Бабушкина квартира уцелела. Правда, от кухни осталась половина, с комнатой же ничего не случилось, только потолок треснул. Сестра боялась туда входить, из-за трещины, дедушка остался с нею в половине кухни. А я с бабушкой вошла в комнату.
Бабушка собрала разбитые цветочные горшки, осколки оконного стекла, стерла пыль с мебели. Я сидела на пыльной кровати и рассматривала трещину в потолке.
Мама побежала в управление взять справку о том, что нас разбомбило. Иметь такую справку очень важно! По справке давали одеяла, одежду и даже туфли на коже. Но только при подтверждении, что все погибло.
Отец поковылял в госпиталь. Он должен быть там в пять часов. Идти ему предстояло дольше обычного. Во время налета его израненные, гноящиеся ноги завалило обломками кирпича. Бабушка, высунувшись в разбитое окно, глядела ему вслед и бормотала, а так как была глухой, бормотала очень громко: «Бедный парень, бедный парень!» Потом еще громче: «Эти сволочи!
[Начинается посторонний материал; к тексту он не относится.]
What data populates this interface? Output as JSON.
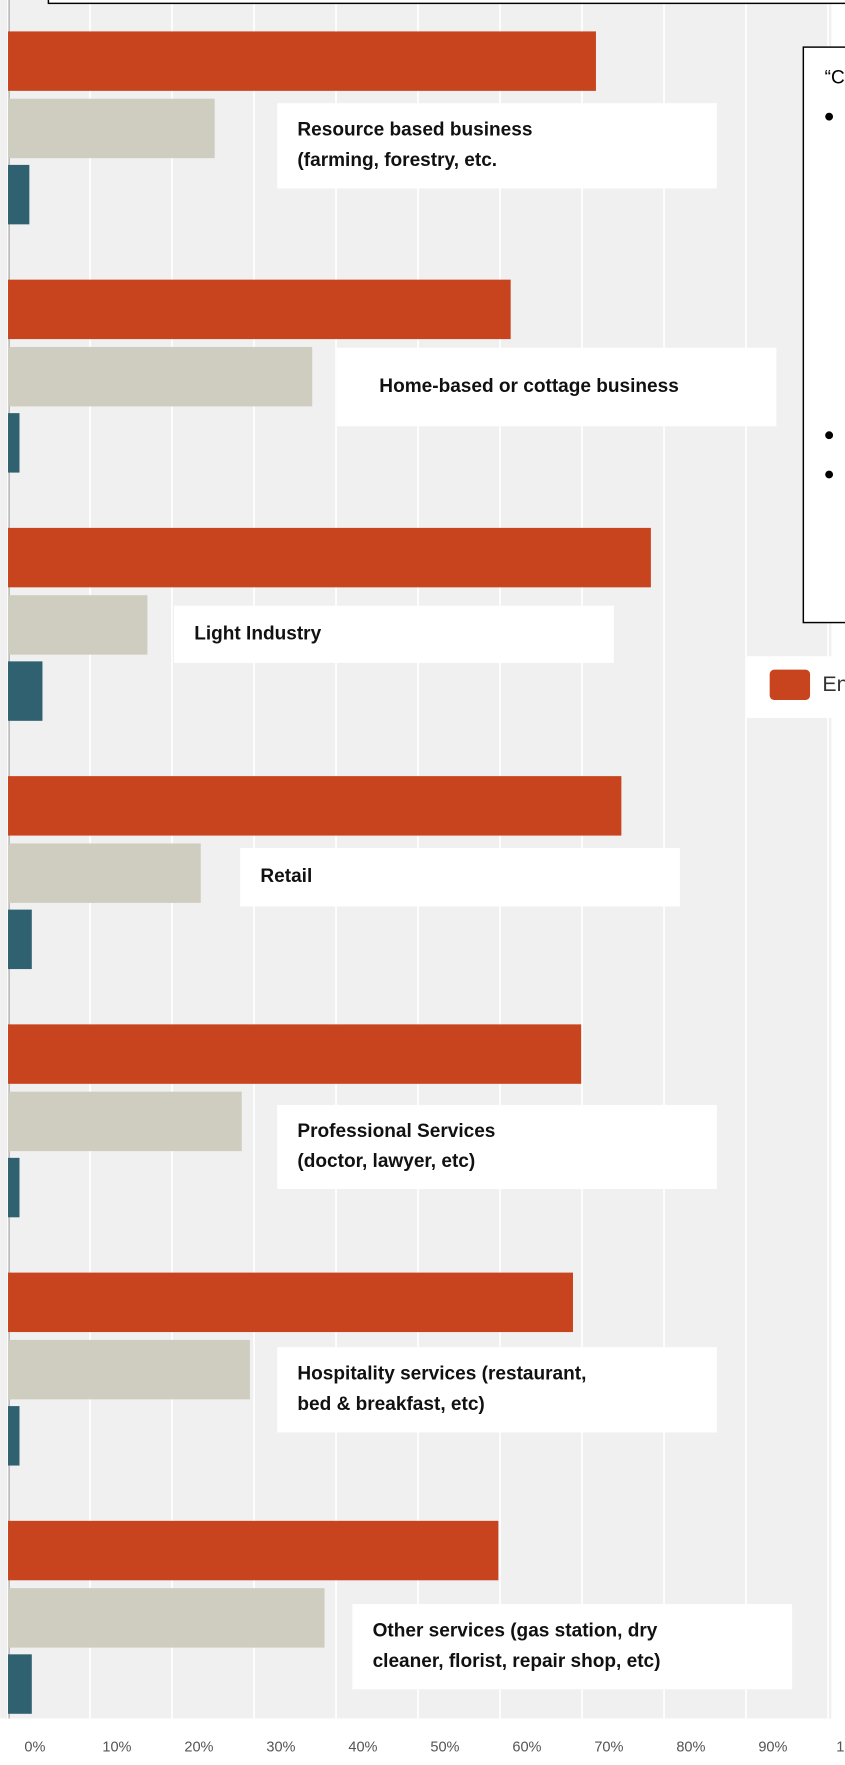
{
  "chart_data": {
    "type": "bar",
    "orientation": "horizontal",
    "categories": [
      [
        "Resource based business",
        "(farming, forestry, etc."
      ],
      [
        "Home-based or cottage business"
      ],
      [
        "Light Industry"
      ],
      [
        "Retail"
      ],
      [
        "Professional Services",
        "(doctor, lawyer, etc)"
      ],
      [
        "Hospitality services (restaurant,",
        "bed & breakfast, etc)"
      ],
      [
        "Other services (gas station, dry",
        "cleaner, florist, repair shop, etc)"
      ]
    ],
    "series": [
      {
        "name": "En",
        "color": "#c8441e",
        "values": [
          71.7,
          61.3,
          78.4,
          74.8,
          69.9,
          68.9,
          59.8
        ]
      },
      {
        "color": "#cfcdbf",
        "values": [
          25.2,
          37.1,
          17.0,
          23.5,
          28.5,
          29.5,
          38.6
        ]
      },
      {
        "color": "#2f6170",
        "values": [
          2.6,
          1.4,
          4.2,
          2.9,
          1.4,
          1.4,
          2.9
        ]
      }
    ],
    "xlim": [
      0,
      100
    ],
    "xticks": [
      {
        "value": 0,
        "label": "0%"
      },
      {
        "value": 10,
        "label": "10%"
      },
      {
        "value": 20,
        "label": "20%"
      },
      {
        "value": 30,
        "label": "30%"
      },
      {
        "value": 40,
        "label": "40%"
      },
      {
        "value": 50,
        "label": "50%"
      },
      {
        "value": 60,
        "label": "60%"
      },
      {
        "value": 70,
        "label": "70%"
      },
      {
        "value": 80,
        "label": "80%"
      },
      {
        "value": 90,
        "label": "90%"
      },
      {
        "value": 100,
        "label": "100%"
      }
    ],
    "grid": true,
    "annotation": "“C"
  }
}
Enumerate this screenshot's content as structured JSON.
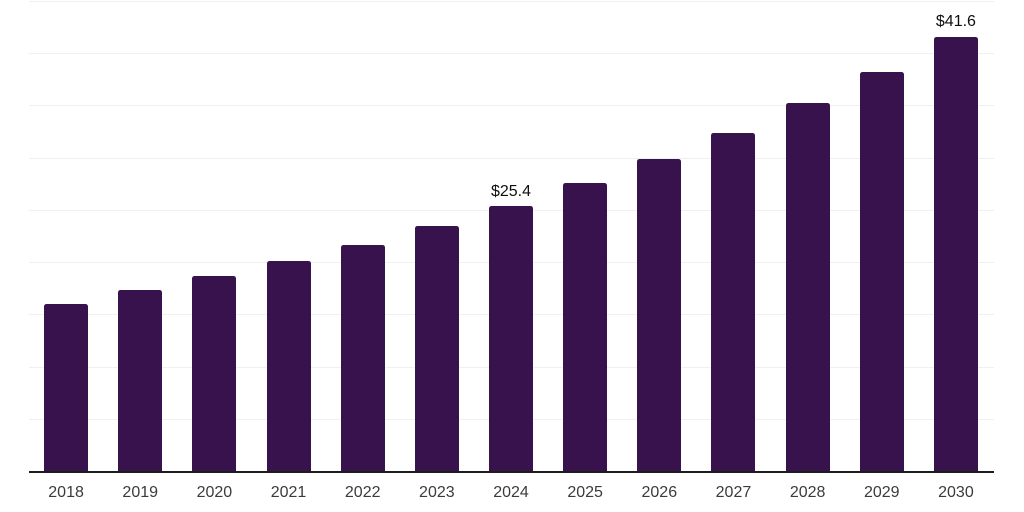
{
  "chart_data": {
    "type": "bar",
    "title": "",
    "xlabel": "",
    "ylabel": "",
    "categories": [
      "2018",
      "2019",
      "2020",
      "2021",
      "2022",
      "2023",
      "2024",
      "2025",
      "2026",
      "2027",
      "2028",
      "2029",
      "2030"
    ],
    "values": [
      16.0,
      17.3,
      18.7,
      20.1,
      21.6,
      23.5,
      25.4,
      27.6,
      29.9,
      32.4,
      35.2,
      38.2,
      41.6
    ],
    "data_labels": {
      "2024": "$25.4",
      "2030": "$41.6"
    },
    "ylim": [
      0,
      45
    ],
    "grid_step": 5,
    "grid_visible": true,
    "y_axis_labels_visible": false,
    "legend": "none",
    "colors": {
      "bar": "#37124d",
      "grid_line": "#f0f0f0",
      "axis_line": "#1c1c1c",
      "tick_label": "#3b3b3b",
      "data_label": "#0f0f0f",
      "background": "#ffffff"
    }
  }
}
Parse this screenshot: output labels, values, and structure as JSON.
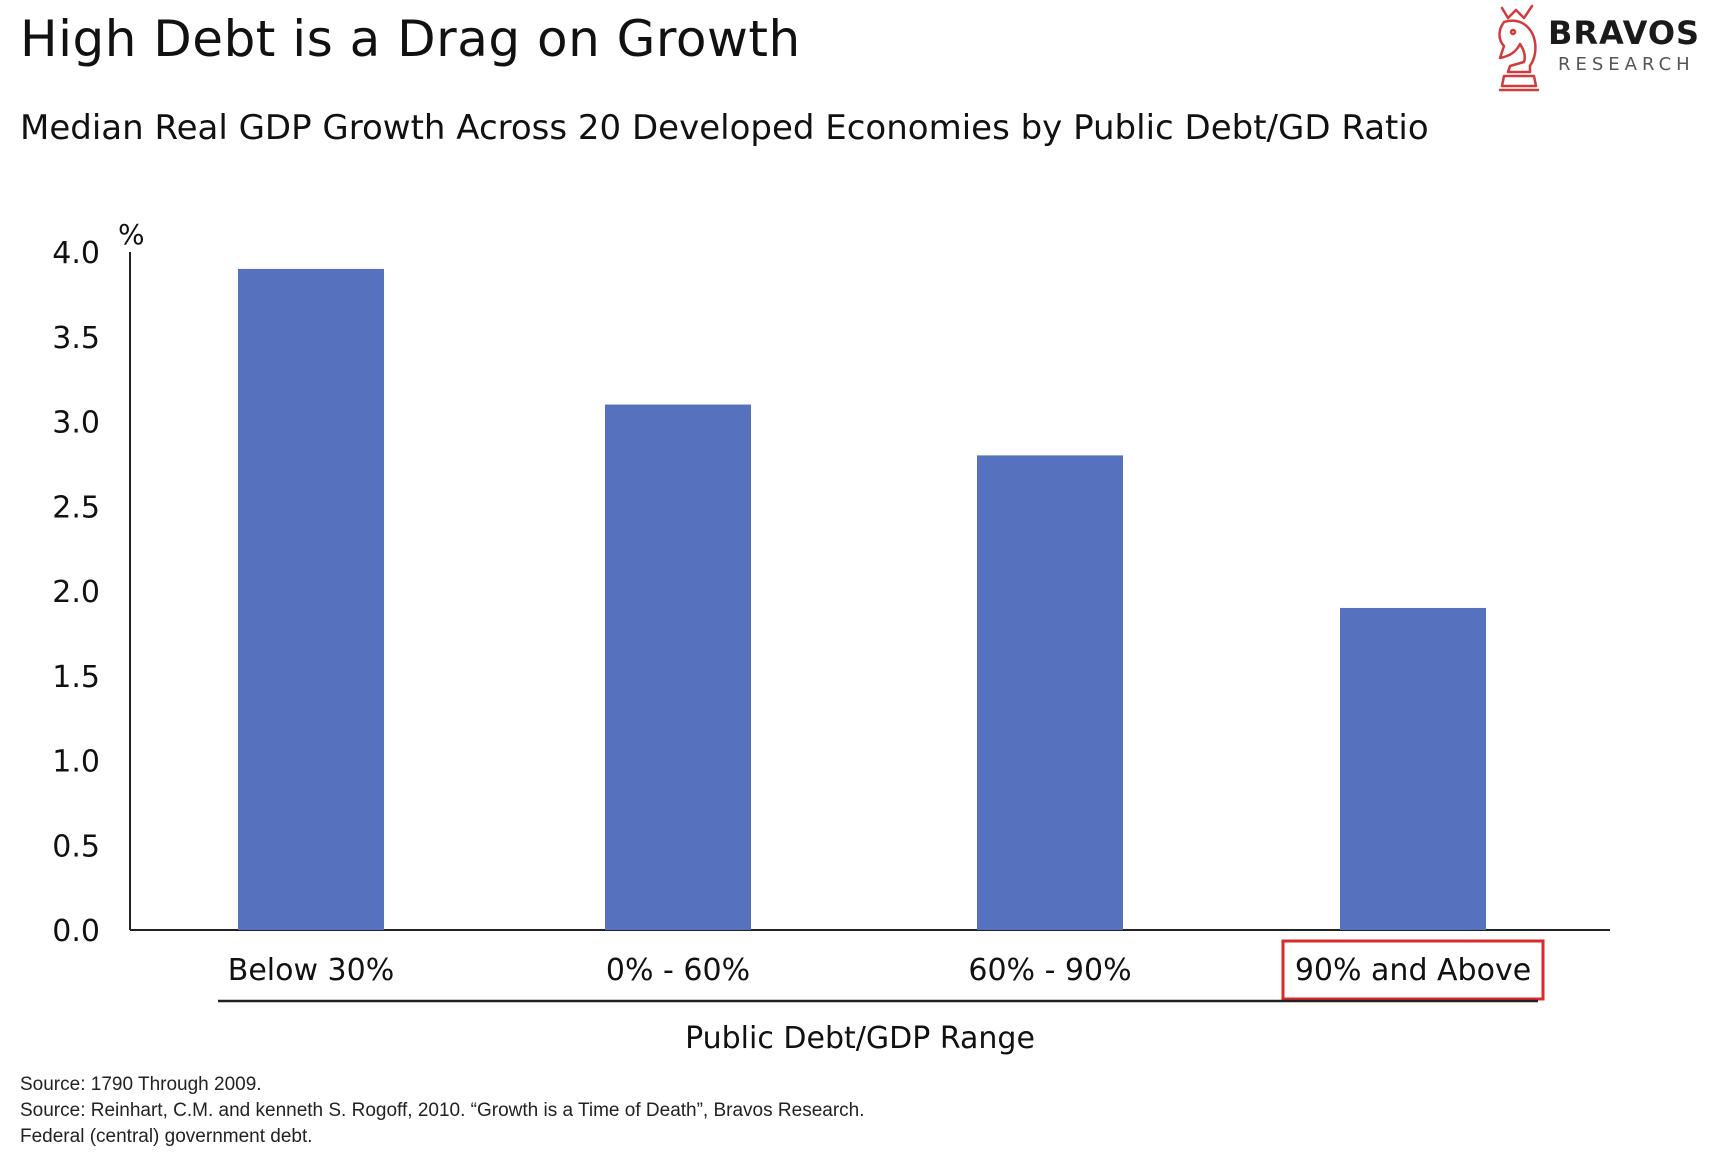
{
  "header": {
    "title": "High Debt is a Drag on Growth",
    "subtitle": "Median Real GDP Growth Across 20 Developed Economies by Public Debt/GD Ratio"
  },
  "brand": {
    "name": "BRAVOS",
    "sub": "RESEARCH",
    "icon": "knight-chess-piece-icon",
    "color": "#d23b3b"
  },
  "chart_data": {
    "type": "bar",
    "title": "",
    "categories": [
      "Below 30%",
      "0% - 60%",
      "60% - 90%",
      "90% and Above"
    ],
    "values": [
      3.9,
      3.1,
      2.8,
      1.9
    ],
    "xlabel": "Public Debt/GDP Range",
    "ylabel": "%",
    "ylim": [
      0,
      4.0
    ],
    "yticks": [
      "0.0",
      "0.5",
      "1.0",
      "1.5",
      "2.0",
      "2.5",
      "3.0",
      "3.5",
      "4.0"
    ],
    "bar_color": "#5672bf",
    "highlighted_category": "90% and Above",
    "highlight_color": "#d92b2b",
    "grid": false,
    "legend": "none"
  },
  "footnotes": [
    "Source: 1790 Through 2009.",
    "Source: Reinhart, C.M. and kenneth S. Rogoff, 2010. “Growth is a Time of Death”, Bravos Research.",
    "Federal (central) government debt."
  ]
}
Ублюдки! Собаки! Преступники! Что они натворили!»
Дедушка пришел из кухни, чтобы оттащить бабушку от окна.
— Юли, Юли! Послушай же, Юли! Управдом обходит развалины!
Посредине комнаты бабушке удалось вырваться. Она ударила обеими руками по столу и свалилась на него. Ноги у нее дергались, она продолжала кричать: «Преступники! Преступники!» Дедушка пытался закрыть ей рот. Она его укусила. «Ой-ей-ей!» — вскрикнул дедушка. Наконец бабушка замолкла, больше не кричала, не барабанила по столу, ноги ее больше не дергались. Она лежала на столе и плакала, дедушка снял с нее очки, достал из кармана платок, дал его бабушке.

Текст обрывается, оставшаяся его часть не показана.